Аппарат пришлось отключить полчаса назад на такой же мокрой крыше. Дома, темные корабли с огнями-иллюминаторами, ночью похожи, словно близнецы. Трептов, жилой комплекс Фалькенберг, непопулярный ныне в Рейхе стиль Баухауз, очень похожий на тот, где когда-то жила она сама. Отец рассказывал, что какой-то Корбюзье хотел снести центр Парижа, застроив его такими же коробками-кораблями, только повыше. Не разрешили, и Соль даже огорчилась. Жаль! Нынешние французы лучшего не заслужили.
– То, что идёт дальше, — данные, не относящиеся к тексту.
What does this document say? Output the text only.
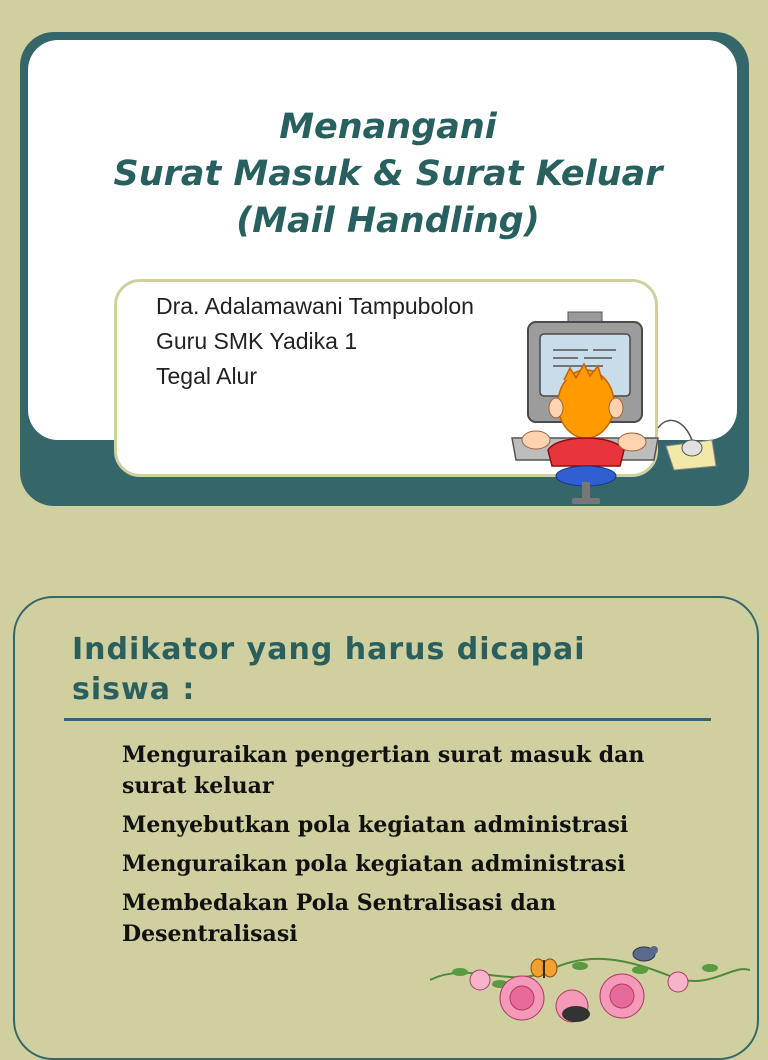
Menangani
Surat Masuk & Surat Keluar
(Mail Handling)
Dra. Adalamawani Tampubolon
Guru SMK Yadika 1
Tegal Alur
Indikator yang harus dicapai
siswa :
Menguraikan pengertian surat masuk dan surat keluar
Menyebutkan pola kegiatan administrasi
Menguraikan pola kegiatan administrasi
Membedakan Pola Sentralisasi dan Desentralisasi
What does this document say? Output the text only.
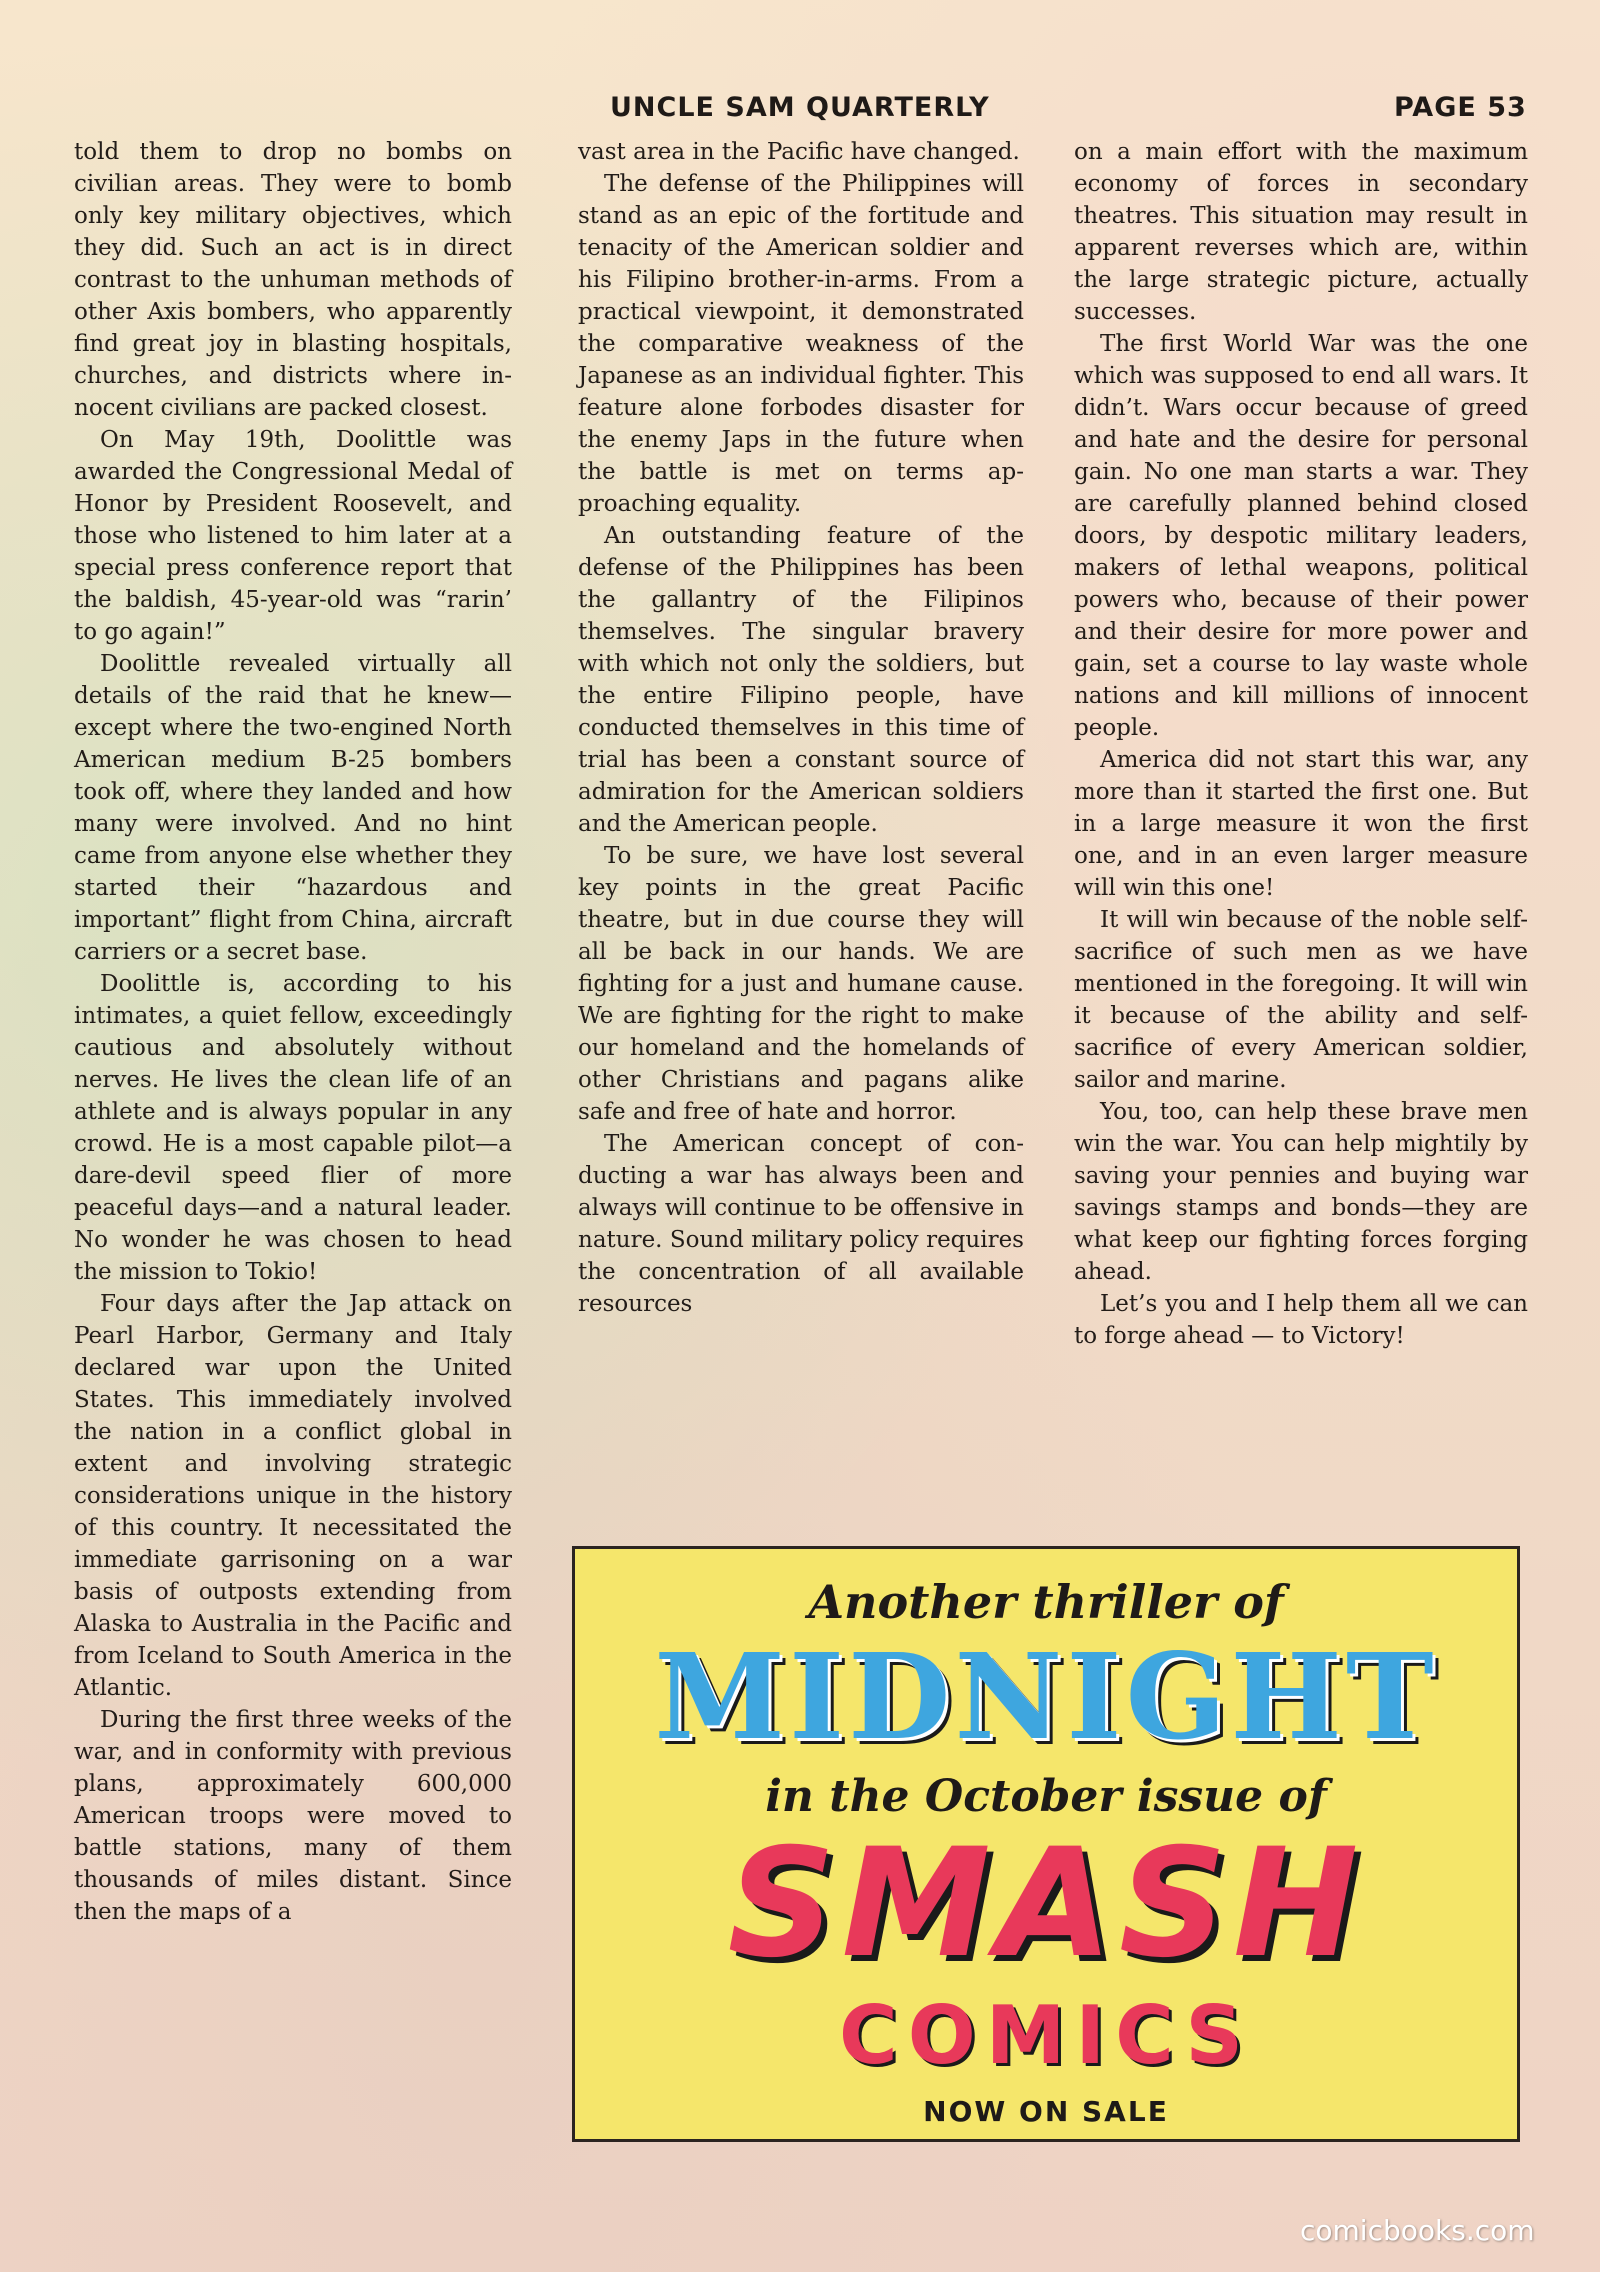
UNCLE SAM QUARTERLY	PAGE 53

told them to drop no bombs on civilian areas. They were to bomb only key military objectives, which they did. Such an act is in direct contrast to the unhuman methods of other Axis bombers, who apparently find great joy in blasting hospitals, churches, and districts where innocent civilians are packed closest.

On May 19th, Doolittle was awarded the Congressional Medal of Honor by President Roosevelt, and those who listened to him later at a special press conference report that the baldish, 45-year-old was “rarin’ to go again!”

Doolittle revealed virtually all details of the raid that he knew—except where the two-engined North American medium B-25 bombers took off, where they landed and how many were involved. And no hint came from anyone else whether they started their “hazardous and important” flight from China, aircraft carriers or a secret base.

Doolittle is, according to his intimates, a quiet fellow, exceedingly cautious and absolutely without nerves. He lives the clean life of an athlete and is always popular in any crowd. He is a most capable pilot—a dare-devil speed flier of more peaceful days—and a natural leader. No wonder he was chosen to head the mission to Tokio!

Four days after the Jap attack on Pearl Harbor, Germany and Italy declared war upon the United States. This immediately involved the nation in a conflict global in extent and involving strategic considerations unique in the history of this country. It necessitated the immediate garrisoning on a war basis of outposts extending from Alaska to Australia in the Pacific and from Iceland to South America in the Atlantic.

During the first three weeks of the war, and in conformity with previous plans, approximately 600,000 American troops were moved to battle stations, many of them thousands of miles distant. Since then the maps of a

vast area in the Pacific have changed.

The defense of the Philippines will stand as an epic of the fortitude and tenacity of the American soldier and his Filipino brother-in-arms. From a practical viewpoint, it demonstrated the comparative weakness of the Japanese as an individual fighter. This feature alone forbodes disaster for the enemy Japs in the future when the battle is met on terms approaching equality.

An outstanding feature of the defense of the Philippines has been the gallantry of the Filipinos themselves. The singular bravery with which not only the soldiers, but the entire Filipino people, have conducted themselves in this time of trial has been a constant source of admiration for the American soldiers and the American people.

To be sure, we have lost several key points in the great Pacific theatre, but in due course they will all be back in our hands. We are fighting for a just and humane cause. We are fighting for the right to make our homeland and the homelands of other Christians and pagans alike safe and free of hate and horror.

The American concept of conducting a war has always been and always will continue to be offensive in nature. Sound military policy requires the concentration of all available resources

on a main effort with the maximum economy of forces in secondary theatres. This situation may result in apparent reverses which are, within the large strategic picture, actually successes.

The first World War was the one which was supposed to end all wars. It didn’t. Wars occur because of greed and hate and the desire for personal gain. No one man starts a war. They are carefully planned behind closed doors, by despotic military leaders, makers of lethal weapons, political powers who, because of their power and their desire for more power and gain, set a course to lay waste whole nations and kill millions of innocent people.

America did not start this war, any more than it started the first one. But in a large measure it won the first one, and in an even larger measure will win this one!

It will win because of the noble self-sacrifice of such men as we have mentioned in the foregoing. It will win it because of the ability and self-sacrifice of every American soldier, sailor and marine.

You, too, can help these brave men win the war. You can help mightily by saving your pennies and buying war savings stamps and bonds—they are what keep our fighting forces forging ahead.

Let’s you and I help them all we can to forge ahead — to Victory!

Another thriller of
MIDNIGHT
in the October issue of
SMASH
COMICS
NOW ON SALE
comicbooks.com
И вообще, Нотр-Дам надо разобрать по кирпичику и перенести на Клеменцию, в Новый Монсальват.
…Химеры оставить Парижу, не было на соборе химер!
Отдохнула? Соль, привстав, попыталась протереть стекла очков. Не отдохнула, но лететь пора. Время позднее, а заходить через подъезд слишком опасно. Значит, снова воздушный цирк. Если на балкон, придется выдавливать стекло. Не хотелось бы, она здесь гостья…
Четвертый этаж, почти все окна темны. Нужное – начиная с четвертого от края. Оно, кстати, светится…
Соль подобралась к самым стеклам, но прежде чем постучать, оглянулась. Пустой двор, мокрый автомобиль, а напротив почти такой же дом, только на этаж выше.
Представила, что сейчас увидят те, кто за стеклом. Лётный шлем, стеклянные стрекозьи глаза, тяжелая перчатка… Пугало марсианское.
А теперь вспомним азбуку Морзе.
– Тут! Тук-тук! Тук-тук! Тук!..
Знакомое лицо появилось в окне в середине первой фразы. «Добрый вечер, госпожа…»
Рама приоткрылась, пахнуло теплом.
– И кто здесь такой вежливый?
Голос тоже знакомый, и Соль облегчено перевела дух.
– Добрый вечер! Я Соланж, дочь приора Жеана. Мы познакомились у вашего дяди, барона фон Ашберг-Лаутеншлагер Бернсторф цу Андлау. Я была с отцом…
– Погодите, открою окно.
Соль решила, что лучше снять очки, но не успела.
– Очень оригинально, фройляйн. Ну, заходите, раз прилетели. Сейчас кастрюлю с подоконника сниму…
Прошлый раз пришлось заходить в чужую квартиру с балкона, на этот раз с кухни. Газовая печка на три конфорки, столик, два стула, посуда на полках… Не разбить бы чего!
Разбить не разбила, зато натекло с комбинезона изрядно. Ботинки шлепнулись в лужу.
– Эффектно! – невозмутимо констатировала баронесса Ингрид фон Ашберг. – Приор Жеан, надеюсь, осведомлен о ваших занятиях небесной акробатикой?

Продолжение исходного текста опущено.